Everybody likes Stephen Fry, right? Well, I do (see this 2008 post), and thanks to Bathrobe I can now favor you with a brief (two and a half minutes) video clip of him on one of my favorite subjects: “It would be impossible to go through life without swearing and without enjoying swearing.” Enjoy!

Comments

  1. I wonder if Hugh Laurie’s line from the courtroom sketch excerpted in the clip

    Skank off, you cloffing cuck! You’re all a load of shote-bag fuskers, so prunk that up your prime-ministering pim-hole.

    contains the first use of cuck, the slur which is popular on the internet forums inhabited by the alt-right and Pepe the Frog—or so I hear, since I have never visited that quadrant of the internet. (The intro to that Fry and Laurie episode also uses cucking.) There is probably no direct line of descent between Fry and Laurie’s coinage and the recent use by the alt-right, but I wonder if Fry and Laurie were also thinking of cuckold when they wrote the sketch.

  2. Interesting point; if somebody knows Fry, please ask him!

  3. The OED (1893) lists a single instance of cuck from 1708, and marks it obsolete. Boy, will they have a lot of work to do when this word gets revisited.

    1706 E. Ward Hudibras Redivivus I. x. 12 Not the Horn-Plague, but something worse, Had drove the frighted Cucks from thence.

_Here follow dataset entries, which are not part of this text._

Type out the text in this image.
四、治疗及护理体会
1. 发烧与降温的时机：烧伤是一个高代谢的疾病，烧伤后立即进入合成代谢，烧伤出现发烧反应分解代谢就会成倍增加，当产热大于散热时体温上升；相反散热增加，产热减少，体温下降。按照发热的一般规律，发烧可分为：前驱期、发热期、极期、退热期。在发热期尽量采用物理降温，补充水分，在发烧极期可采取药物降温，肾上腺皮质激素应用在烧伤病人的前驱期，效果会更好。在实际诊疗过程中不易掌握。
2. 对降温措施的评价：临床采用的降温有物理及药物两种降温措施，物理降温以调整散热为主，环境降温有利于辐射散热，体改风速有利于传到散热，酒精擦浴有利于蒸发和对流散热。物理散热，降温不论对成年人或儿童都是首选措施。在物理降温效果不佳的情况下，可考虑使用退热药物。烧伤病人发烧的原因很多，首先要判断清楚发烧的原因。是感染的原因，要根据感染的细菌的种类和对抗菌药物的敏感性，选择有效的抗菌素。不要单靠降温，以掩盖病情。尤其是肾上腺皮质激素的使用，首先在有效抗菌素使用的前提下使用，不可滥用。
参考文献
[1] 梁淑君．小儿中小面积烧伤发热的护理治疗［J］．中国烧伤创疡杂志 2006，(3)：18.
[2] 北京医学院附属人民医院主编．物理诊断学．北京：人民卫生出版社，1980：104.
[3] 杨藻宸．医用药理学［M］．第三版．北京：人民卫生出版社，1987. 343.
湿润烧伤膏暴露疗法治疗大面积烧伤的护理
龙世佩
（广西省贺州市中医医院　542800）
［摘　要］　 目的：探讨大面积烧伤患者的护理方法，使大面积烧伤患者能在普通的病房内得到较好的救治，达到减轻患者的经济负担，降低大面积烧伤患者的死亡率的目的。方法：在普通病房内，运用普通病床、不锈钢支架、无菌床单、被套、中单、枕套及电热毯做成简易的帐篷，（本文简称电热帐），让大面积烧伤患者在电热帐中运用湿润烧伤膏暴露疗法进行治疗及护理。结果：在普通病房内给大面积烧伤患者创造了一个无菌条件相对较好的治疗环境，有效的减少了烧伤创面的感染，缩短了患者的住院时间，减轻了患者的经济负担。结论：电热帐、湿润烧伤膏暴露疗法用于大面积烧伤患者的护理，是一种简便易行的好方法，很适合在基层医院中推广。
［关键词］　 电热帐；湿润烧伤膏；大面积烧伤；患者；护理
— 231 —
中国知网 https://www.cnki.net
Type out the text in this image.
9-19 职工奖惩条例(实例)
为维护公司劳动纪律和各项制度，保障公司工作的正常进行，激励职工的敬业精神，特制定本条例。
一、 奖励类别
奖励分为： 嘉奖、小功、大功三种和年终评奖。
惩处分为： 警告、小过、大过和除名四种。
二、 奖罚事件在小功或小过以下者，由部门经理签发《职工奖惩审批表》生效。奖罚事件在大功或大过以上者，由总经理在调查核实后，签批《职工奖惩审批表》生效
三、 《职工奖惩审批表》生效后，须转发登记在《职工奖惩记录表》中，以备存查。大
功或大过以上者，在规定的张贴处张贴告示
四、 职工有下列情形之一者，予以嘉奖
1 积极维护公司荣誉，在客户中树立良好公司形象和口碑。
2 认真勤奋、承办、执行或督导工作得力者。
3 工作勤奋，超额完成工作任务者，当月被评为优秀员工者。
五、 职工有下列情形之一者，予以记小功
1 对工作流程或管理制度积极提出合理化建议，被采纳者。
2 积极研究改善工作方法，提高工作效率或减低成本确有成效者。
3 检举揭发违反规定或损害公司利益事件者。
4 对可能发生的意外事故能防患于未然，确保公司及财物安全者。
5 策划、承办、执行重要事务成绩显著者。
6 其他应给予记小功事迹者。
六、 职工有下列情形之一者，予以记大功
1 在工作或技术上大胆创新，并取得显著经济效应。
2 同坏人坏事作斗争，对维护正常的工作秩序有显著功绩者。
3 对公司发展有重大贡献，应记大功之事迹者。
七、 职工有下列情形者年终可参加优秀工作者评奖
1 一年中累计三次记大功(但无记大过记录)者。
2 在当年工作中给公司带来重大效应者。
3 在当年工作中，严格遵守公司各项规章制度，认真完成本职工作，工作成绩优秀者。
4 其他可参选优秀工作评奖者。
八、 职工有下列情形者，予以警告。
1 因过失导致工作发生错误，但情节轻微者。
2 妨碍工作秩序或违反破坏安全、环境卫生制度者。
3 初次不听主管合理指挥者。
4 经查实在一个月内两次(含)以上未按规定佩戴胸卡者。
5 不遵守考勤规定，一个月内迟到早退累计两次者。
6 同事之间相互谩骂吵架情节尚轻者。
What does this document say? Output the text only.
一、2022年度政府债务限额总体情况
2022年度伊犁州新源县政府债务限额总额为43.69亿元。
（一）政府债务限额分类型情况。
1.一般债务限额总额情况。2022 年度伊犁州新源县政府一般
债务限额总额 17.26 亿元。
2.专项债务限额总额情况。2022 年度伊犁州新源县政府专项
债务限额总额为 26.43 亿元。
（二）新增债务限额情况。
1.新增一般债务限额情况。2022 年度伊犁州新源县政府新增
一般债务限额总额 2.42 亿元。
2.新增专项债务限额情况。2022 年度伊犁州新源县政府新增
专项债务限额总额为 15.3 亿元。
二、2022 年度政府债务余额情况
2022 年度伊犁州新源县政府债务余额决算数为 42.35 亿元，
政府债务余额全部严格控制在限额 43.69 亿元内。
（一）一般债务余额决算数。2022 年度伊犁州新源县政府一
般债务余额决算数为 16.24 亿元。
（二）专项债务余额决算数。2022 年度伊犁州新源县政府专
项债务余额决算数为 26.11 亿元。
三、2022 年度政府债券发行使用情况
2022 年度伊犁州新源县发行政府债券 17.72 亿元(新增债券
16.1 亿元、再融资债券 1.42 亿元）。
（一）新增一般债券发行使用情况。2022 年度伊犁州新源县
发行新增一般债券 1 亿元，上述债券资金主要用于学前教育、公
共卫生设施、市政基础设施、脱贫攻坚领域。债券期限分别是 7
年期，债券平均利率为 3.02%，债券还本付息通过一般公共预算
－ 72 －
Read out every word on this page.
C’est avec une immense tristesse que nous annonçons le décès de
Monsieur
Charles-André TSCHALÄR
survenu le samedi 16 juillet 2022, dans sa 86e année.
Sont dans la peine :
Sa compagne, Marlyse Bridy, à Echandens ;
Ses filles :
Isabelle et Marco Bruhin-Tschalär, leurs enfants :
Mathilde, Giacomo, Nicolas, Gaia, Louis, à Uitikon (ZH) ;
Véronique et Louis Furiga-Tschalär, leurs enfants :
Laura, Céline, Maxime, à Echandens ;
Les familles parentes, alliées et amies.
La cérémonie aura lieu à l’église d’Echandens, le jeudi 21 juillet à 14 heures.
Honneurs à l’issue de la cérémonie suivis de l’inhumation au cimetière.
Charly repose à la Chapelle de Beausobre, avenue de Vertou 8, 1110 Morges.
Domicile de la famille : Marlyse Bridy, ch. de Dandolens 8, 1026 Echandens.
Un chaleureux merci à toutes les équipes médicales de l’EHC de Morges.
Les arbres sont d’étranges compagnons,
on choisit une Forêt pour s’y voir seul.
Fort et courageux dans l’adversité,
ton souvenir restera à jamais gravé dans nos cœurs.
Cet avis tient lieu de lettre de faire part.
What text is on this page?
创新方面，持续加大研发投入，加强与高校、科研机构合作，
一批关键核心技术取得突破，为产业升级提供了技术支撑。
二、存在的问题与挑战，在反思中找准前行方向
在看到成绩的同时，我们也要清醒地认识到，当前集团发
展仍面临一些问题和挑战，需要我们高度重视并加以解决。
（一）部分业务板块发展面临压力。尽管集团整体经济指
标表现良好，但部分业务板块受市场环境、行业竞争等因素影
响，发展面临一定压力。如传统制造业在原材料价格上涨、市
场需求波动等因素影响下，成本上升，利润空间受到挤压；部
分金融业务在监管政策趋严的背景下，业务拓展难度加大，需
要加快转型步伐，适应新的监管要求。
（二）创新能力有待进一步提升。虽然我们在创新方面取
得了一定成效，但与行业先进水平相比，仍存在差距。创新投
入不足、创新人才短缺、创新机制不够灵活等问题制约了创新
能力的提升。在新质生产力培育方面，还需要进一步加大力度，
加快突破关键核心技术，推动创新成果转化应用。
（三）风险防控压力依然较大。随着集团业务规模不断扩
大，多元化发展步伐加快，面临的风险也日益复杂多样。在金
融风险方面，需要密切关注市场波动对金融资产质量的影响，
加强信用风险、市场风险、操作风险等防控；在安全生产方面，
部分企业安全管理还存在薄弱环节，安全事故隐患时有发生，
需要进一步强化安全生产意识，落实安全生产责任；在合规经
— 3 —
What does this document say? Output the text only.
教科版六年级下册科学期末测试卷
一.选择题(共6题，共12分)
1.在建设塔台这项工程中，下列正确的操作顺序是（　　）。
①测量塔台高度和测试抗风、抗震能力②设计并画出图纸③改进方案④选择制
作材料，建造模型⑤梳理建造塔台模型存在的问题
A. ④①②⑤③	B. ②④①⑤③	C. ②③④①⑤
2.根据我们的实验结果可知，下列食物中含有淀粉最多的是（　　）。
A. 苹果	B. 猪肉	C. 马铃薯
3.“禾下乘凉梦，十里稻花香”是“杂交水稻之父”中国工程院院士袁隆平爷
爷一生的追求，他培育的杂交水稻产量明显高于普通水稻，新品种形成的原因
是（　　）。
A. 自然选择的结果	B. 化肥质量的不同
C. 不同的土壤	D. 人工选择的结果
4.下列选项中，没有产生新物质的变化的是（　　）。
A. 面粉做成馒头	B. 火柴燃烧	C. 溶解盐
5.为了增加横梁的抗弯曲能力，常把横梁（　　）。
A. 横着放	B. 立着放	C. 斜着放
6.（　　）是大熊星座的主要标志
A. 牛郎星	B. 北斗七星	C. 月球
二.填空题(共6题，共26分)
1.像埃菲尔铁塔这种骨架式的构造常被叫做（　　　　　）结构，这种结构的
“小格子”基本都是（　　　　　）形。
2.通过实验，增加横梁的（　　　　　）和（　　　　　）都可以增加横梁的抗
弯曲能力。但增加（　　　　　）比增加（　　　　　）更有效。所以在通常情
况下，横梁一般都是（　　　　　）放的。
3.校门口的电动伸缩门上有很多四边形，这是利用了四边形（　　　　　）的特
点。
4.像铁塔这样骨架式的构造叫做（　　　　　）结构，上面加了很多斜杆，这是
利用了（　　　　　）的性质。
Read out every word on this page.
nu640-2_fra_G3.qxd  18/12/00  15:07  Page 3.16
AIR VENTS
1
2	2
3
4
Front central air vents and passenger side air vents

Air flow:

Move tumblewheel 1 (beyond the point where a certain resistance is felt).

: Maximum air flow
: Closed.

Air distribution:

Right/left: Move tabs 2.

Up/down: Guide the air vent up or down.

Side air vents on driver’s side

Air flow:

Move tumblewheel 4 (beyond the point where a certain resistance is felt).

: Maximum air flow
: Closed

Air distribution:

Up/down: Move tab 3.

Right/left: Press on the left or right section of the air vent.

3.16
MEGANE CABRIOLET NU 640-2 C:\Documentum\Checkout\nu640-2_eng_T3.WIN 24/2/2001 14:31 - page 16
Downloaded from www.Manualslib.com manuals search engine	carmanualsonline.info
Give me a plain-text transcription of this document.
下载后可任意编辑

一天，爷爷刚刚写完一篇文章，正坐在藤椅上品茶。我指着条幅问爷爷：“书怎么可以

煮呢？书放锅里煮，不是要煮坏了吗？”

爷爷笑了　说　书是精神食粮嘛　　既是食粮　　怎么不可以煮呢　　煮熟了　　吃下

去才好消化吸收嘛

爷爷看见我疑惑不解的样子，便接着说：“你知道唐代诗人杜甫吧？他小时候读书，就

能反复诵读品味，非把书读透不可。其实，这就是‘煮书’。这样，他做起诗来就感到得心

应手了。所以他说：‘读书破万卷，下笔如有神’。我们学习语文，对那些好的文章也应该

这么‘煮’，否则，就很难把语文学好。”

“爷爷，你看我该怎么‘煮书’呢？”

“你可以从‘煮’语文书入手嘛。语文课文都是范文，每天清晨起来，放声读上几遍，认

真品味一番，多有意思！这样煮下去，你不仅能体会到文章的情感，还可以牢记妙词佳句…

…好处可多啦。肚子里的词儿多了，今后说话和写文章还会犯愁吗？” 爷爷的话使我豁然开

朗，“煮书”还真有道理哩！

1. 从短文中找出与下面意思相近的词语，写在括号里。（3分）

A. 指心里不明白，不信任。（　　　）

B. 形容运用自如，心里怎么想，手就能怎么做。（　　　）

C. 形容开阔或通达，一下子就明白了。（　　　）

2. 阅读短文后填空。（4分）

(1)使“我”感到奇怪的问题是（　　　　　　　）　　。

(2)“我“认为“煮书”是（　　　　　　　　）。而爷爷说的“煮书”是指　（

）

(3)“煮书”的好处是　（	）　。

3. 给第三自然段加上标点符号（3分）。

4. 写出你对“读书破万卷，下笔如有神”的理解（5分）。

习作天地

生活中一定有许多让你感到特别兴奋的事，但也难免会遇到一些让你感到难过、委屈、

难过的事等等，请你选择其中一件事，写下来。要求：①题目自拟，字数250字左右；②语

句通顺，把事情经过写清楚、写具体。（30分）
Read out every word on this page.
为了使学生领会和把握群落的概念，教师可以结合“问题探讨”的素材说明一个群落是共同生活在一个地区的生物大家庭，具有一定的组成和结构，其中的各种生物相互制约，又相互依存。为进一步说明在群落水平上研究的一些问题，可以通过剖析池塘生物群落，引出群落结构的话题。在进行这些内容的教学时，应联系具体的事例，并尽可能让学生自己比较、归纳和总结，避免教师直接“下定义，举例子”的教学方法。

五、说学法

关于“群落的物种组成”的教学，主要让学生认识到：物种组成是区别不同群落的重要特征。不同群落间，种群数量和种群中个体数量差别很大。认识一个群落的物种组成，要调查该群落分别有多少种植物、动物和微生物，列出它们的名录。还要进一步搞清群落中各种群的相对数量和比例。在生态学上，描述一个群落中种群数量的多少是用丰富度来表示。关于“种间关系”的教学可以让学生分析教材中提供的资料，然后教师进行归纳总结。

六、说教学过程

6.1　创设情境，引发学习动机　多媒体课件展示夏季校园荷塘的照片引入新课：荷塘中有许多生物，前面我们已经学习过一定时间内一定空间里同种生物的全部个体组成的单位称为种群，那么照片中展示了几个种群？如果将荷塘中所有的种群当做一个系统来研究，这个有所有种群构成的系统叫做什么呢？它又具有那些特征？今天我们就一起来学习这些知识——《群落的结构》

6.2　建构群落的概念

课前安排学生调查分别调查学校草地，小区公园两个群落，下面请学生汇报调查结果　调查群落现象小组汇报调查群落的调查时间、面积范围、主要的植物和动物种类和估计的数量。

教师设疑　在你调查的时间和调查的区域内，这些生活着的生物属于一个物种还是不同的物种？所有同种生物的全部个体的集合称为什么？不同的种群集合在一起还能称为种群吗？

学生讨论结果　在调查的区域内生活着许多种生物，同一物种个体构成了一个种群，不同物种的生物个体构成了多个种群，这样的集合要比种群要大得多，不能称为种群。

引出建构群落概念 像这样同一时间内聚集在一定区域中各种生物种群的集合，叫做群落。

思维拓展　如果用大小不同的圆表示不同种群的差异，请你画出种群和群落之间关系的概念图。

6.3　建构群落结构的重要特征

    Horn-plague is not in the OED, but presumably means a plague of cuckoldry or adultery.

  4. Electric Dragon says

    You might also be interested in today’s episode of “The Philosopher’s Arms”, from BBC Radio 4, in which the topic is Swearing. It’s up on the BBC website here but only for a week (previous series are available as a podcast but not this one, oddly)

  5. Thanks, listening to it now! (I like the warning: “Contains very strong language.”)

  6. Well, that was enjoyable. At first I thought they were going to shortchange me on the strong language, but by the end it lived up to expectations.

  7. The OED (1893) lists a single instance of cuck from 1708, and marks it obsolete. Boy, will they have a lot of work to do when this word gets revisited.

    I’ve tried to sift through Google Books for more instances, but they all seem to be false positives: dialectal or obsolete spellings of cook (mainly in the early 19th century); parts of hyphenated compounds such as cuck-quean or cuck-stool; and onomatopoeia for the call of the cuckoo.